There has never been any difficulty copying  photos onto Windows 10.   Anything that you may have read is false information.   If you insert your camera card into a card reader, Windows will recognize that card of images and want to copy them automatically into the Pictures folder and open the Windows Photo app.    If you are using Lightroom Classic as your image manager, you will want to stop Windows from doing the automatic image copy and even remove the process from Windows start up so than it does not interfere.   If you have Lightroom running at the time you insert the camera card into the card reader, Lightroom will automatically invoke the Import dialog.

There appears to be a lot of misunderstanding about how Lightroom works.   You could probably benefit from the free eBook download that Victoria has created for people just like you FREE Lightroom eBooks


----------



## sie (Mar 14, 2020)

Philippe Coudé du Foresto said:


> I never heard about that. Putting photos on Win10 is just a matter of copying files to a Win10 storage as in any OS. From the OS point of vue, photos files are no different from other files.
> Do you try to copy them directly from the camera or from a card reader ?
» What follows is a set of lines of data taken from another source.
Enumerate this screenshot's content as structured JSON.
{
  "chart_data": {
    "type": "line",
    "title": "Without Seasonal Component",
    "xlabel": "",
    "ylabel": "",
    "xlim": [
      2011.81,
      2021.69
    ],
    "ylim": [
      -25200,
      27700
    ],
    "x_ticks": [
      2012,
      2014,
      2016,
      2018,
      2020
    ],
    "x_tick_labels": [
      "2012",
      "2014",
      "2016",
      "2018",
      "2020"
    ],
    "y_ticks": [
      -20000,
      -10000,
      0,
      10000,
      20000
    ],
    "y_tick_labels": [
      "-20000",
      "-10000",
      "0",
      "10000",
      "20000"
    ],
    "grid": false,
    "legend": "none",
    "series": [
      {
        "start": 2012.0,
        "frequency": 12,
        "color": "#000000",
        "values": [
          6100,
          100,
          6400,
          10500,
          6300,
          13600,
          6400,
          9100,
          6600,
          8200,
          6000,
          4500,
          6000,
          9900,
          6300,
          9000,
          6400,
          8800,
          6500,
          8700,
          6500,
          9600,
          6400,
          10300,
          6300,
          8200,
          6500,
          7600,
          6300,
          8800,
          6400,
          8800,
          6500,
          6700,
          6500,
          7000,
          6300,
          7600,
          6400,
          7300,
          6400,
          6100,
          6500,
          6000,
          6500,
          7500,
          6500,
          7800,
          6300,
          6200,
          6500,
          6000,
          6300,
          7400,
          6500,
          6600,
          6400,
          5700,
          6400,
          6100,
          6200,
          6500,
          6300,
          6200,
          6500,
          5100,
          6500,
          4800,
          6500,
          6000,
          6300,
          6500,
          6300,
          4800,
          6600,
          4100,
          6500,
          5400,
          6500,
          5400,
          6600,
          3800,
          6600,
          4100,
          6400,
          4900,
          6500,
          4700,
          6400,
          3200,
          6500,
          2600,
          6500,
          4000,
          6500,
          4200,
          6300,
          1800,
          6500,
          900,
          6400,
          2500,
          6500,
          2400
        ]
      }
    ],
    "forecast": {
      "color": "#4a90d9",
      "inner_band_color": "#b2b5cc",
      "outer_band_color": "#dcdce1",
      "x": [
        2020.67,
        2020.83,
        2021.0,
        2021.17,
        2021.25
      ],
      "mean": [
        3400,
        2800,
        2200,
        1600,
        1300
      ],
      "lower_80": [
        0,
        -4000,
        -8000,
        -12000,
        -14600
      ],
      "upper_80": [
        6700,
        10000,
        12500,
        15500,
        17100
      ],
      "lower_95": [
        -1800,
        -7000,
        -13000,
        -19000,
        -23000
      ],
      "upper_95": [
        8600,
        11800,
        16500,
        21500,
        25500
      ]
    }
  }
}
I did not want to use One  Drive because it is a cloud storage service and I don't like cloud storage. I also don't like or use  Bing and Outlook. 
Re: your question - I haven't yet uploaded from my camera to Windows 10 but when I was using Windows 7 I uploaded directly from my camera with no problems at all.


----------



## sie (Mar 14, 2020)

clee01l said:


> There are at issue two things here.  In your initial post,  you said .   Lightroom Stores all of the work that you do on images (including the folder location) in the Lightroom Catalog file.  This is why the link that I referenced earlier is so important —  How do I move Lightroom to a new computer? | The Lightroom Queen
> _*The import process is not involved when moving your Lightroom data to a new computer.*_
> 
> The second issue is unrelated to moving your Lightroom files to a new computer. Normally folders are created in the import process or in the Folder panel .  The only way to get the path to your image files into the database that is the Lightroom Catalog file is to use the import process  or to create a folder in the Lightroom Folder panel .   If you do not import directly from the camera card, and your image files are already in folders created by Windows Explorer or some other app (FastStone) then you still need the import proceed and it "ADD" function to catalog the image files and the path to those files.
> ...



Thank you for this info. I am going to take a few days to digest all of this.


----------